Переулок Мидак (ЛП)
— Да помилует вас Аллах, Умм Хамида. Куда же мне ещё и детей-то?!
— Господь наш способен на всякое.
— И мы хвалим Его и благодарим за милость к нам в любом случае.
— А вот что касается его возраста, то ему тридцать лет.
Тут дама воскликнула так, словно не веря своим ушам:
— Господи!… Я старше его на десять лет!
От Умм Хамиды не скрылось, что она пытается скрыть свой настоящий возраст ещё на десять лет, однако тоном упрёка возразила:
— Но вы всё так же молоды, госпожа Сания!… И при том я всего-навсего откровенно рассказала ему, что вам лет сорок, и он с радостью согласился.

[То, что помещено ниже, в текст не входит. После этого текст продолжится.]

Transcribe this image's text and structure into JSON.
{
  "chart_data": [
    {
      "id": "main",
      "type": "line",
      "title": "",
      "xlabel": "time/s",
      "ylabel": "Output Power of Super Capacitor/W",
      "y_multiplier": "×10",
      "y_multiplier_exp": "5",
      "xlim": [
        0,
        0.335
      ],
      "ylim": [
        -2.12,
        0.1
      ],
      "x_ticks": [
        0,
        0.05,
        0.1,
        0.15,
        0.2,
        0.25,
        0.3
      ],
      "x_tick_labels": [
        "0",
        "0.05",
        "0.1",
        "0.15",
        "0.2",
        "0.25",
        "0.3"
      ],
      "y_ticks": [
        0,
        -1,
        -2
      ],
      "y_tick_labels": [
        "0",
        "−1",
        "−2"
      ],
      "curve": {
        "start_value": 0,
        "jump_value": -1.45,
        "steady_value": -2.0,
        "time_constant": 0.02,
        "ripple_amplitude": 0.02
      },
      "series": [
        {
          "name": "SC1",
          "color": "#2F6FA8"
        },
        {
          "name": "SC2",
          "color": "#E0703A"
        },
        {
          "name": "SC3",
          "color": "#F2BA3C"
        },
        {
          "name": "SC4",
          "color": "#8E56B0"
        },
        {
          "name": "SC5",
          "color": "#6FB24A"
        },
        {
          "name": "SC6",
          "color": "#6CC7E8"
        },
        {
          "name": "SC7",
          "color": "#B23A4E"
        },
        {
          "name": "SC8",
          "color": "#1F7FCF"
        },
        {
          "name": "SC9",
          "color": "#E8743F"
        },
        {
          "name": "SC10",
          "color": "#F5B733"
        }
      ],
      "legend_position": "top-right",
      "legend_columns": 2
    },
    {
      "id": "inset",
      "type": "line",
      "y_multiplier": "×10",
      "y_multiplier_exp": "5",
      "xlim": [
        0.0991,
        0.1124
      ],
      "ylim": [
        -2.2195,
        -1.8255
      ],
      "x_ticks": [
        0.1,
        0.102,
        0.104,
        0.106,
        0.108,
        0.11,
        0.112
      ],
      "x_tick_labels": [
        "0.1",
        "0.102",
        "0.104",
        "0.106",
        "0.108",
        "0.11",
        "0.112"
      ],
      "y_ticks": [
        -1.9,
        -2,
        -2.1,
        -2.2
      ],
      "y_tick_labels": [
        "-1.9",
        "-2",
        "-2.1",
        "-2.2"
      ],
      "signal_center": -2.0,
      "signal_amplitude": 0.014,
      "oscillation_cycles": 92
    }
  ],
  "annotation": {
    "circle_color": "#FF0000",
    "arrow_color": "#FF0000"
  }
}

— Он и впрямь был доволен?!… Как его имя?!
— Ахмад Эфенди Талаба из жителей Харнафиша. Он сын Хаджи Талаба Исы, владельца бакалейной лавки на улице Умм Галам, из хорошей семьи, восходящей своими корнями аж к самому святому Хусейну, внуку Пророка.
— И правда, хорошая семья. Но и я тоже благородных кровей, как вам известно, госпожа Умм Хамида.
— Я знаю это, дорогая моя. Он придерживается норм благонравия, иначе бы давно уже женился бы. Он презирает современных девушек и упрекает их в недостаточной скромности. Но как только я рассказала ему о вас, ваших нравственных качествах и благопристойности, и сказала ему, что вы — дама благородная и обеспеченная, он обрадовался так, что и представить себе нельзя, и ответил, что только такую жену себе и желает. Однако он попросил меня об одной вещи, которая, разумеется, не выходит за рамки приличий — увидеть вашу фотографию!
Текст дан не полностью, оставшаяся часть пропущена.